Il a quitté sa région natale pour se trouver un filet dans la Ligue midget AAA du Québec. Un an plus tard, il a réussi à gagner la confiance du grand Patrick Roy et le poste de gardien de buts numéro deux chez les Remparts de Québec.

Brassard a connu une année plus difficile.

En 2014, ses droits appartenaient aux Sénateurs d’Ottawa, mais ces derniers ont choisi de ne pas lui accorder de contrat. Il a quitté Québec pour se joindre aux Screaming Eagles du Cap-Breton où il a connu une moitié de saison difficile. « J’ai été capable de bien finir quand je me suis joint aux Olympiques. J’ai connu de bonnes séries à Gatineau », dit-il, plusieurs années plus tard.

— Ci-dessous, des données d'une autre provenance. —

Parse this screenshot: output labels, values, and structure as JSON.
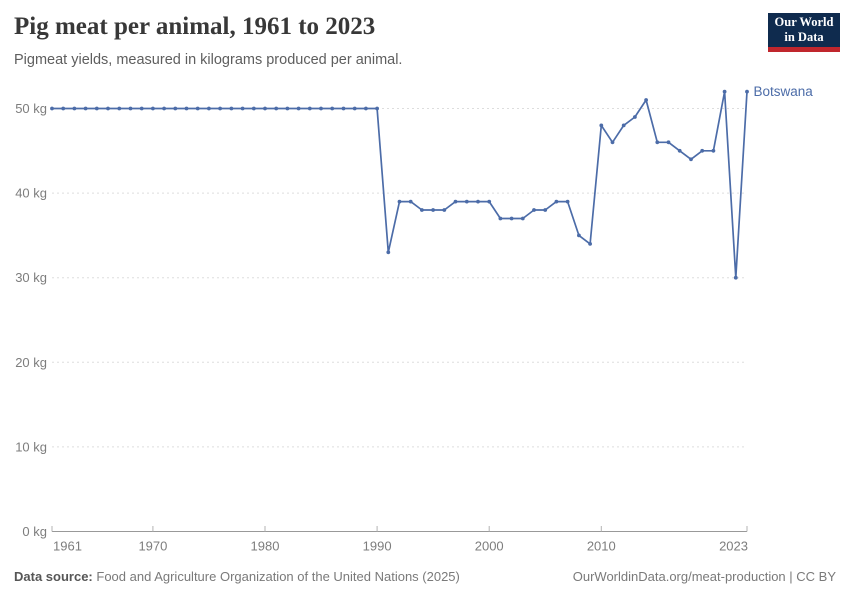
{
  "chart_data": {
    "type": "line",
    "title": "Pig meat per animal, 1961 to 2023",
    "subtitle": "Pigmeat yields, measured in kilograms produced per animal.",
    "x": [
      1961,
      1962,
      1963,
      1964,
      1965,
      1966,
      1967,
      1968,
      1969,
      1970,
      1971,
      1972,
      1973,
      1974,
      1975,
      1976,
      1977,
      1978,
      1979,
      1980,
      1981,
      1982,
      1983,
      1984,
      1985,
      1986,
      1987,
      1988,
      1989,
      1990,
      1991,
      1992,
      1993,
      1994,
      1995,
      1996,
      1997,
      1998,
      1999,
      2000,
      2001,
      2002,
      2003,
      2004,
      2005,
      2006,
      2007,
      2008,
      2009,
      2010,
      2011,
      2012,
      2013,
      2014,
      2015,
      2016,
      2017,
      2018,
      2019,
      2020,
      2021,
      2022,
      2023
    ],
    "series": [
      {
        "name": "Botswana",
        "values": [
          50,
          50,
          50,
          50,
          50,
          50,
          50,
          50,
          50,
          50,
          50,
          50,
          50,
          50,
          50,
          50,
          50,
          50,
          50,
          50,
          50,
          50,
          50,
          50,
          50,
          50,
          50,
          50,
          50,
          50,
          33,
          39,
          39,
          38,
          38,
          38,
          39,
          39,
          39,
          39,
          37,
          37,
          37,
          38,
          38,
          39,
          39,
          35,
          34,
          48,
          46,
          48,
          49,
          51,
          46,
          46,
          45,
          44,
          45,
          45,
          52,
          30,
          52
        ]
      }
    ],
    "xlabel": "",
    "ylabel": "",
    "ylim": [
      0,
      50
    ],
    "yticks": [
      0,
      10,
      20,
      30,
      40,
      50
    ],
    "ytick_suffix": " kg",
    "xticks": [
      1961,
      1970,
      1980,
      1990,
      2000,
      2010,
      2023
    ],
    "grid": "horizontal-dashed",
    "legend_position": "end-of-line-label",
    "line_color": "#4C6CA8",
    "axis_color": "#999999",
    "gridline_color": "#dddddd",
    "tick_label_color": "#7d7d7d"
  },
  "header": {
    "logo": {
      "line1": "Our World",
      "line2": "in Data"
    }
  },
  "footer": {
    "source_label": "Data source:",
    "source_text": "Food and Agriculture Organization of the United Nations (2025)",
    "credit": "OurWorldinData.org/meat-production | CC BY"
  }
}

Ça n’a rien changé. Quand il a quitté la LHJMQ, il n’avait pas d’agent. Les portes des ligues mineures professionnelles lui étaient pas mal fermées.

Pour trouver une équipe compétitive qui était prête à lui ouvrir la porte de son vestiaire, il a été obligé de rentrer à la maison. « Je ne regrette pas mes choix », commente celui qui devrait décrocher un baccalauréat en Psychologie, ce printemps.

À Carleton, dans une ligue méconnue et souvent sous-estimée, il a surtout eu l’opportunité de jouer de façon régulière, pendant trois années complètes. Il a donc pu ajouter à son CV trois saisons gagnantes.

Ses racines gatinoises lui ont donné un petit coup de pouce pour la suite des choses.

Au Maine, le vice-président aux opérations est un dénommé Daniel Brière. C’est un poste un peu fourre-tout qui lui permet d’acquérir tout plein d’expérience en gestion. Une de ses tâches consiste à fouiller un peu partout pour trouver des joueurs autonomes de qualité.

Il garde un œil sur les joueurs de sa région natale. Il avait justement besoin d’un gardien, pronto, lorsque la dernière saison des Ravens a pris fin au championnat national.

Ça nous amène à la fin mars. Ce samedi, dans une petite ville des Adirondacks, il portera ses jambières rouges et noires des Ravens avec son maillot bleu et vert des Mariners.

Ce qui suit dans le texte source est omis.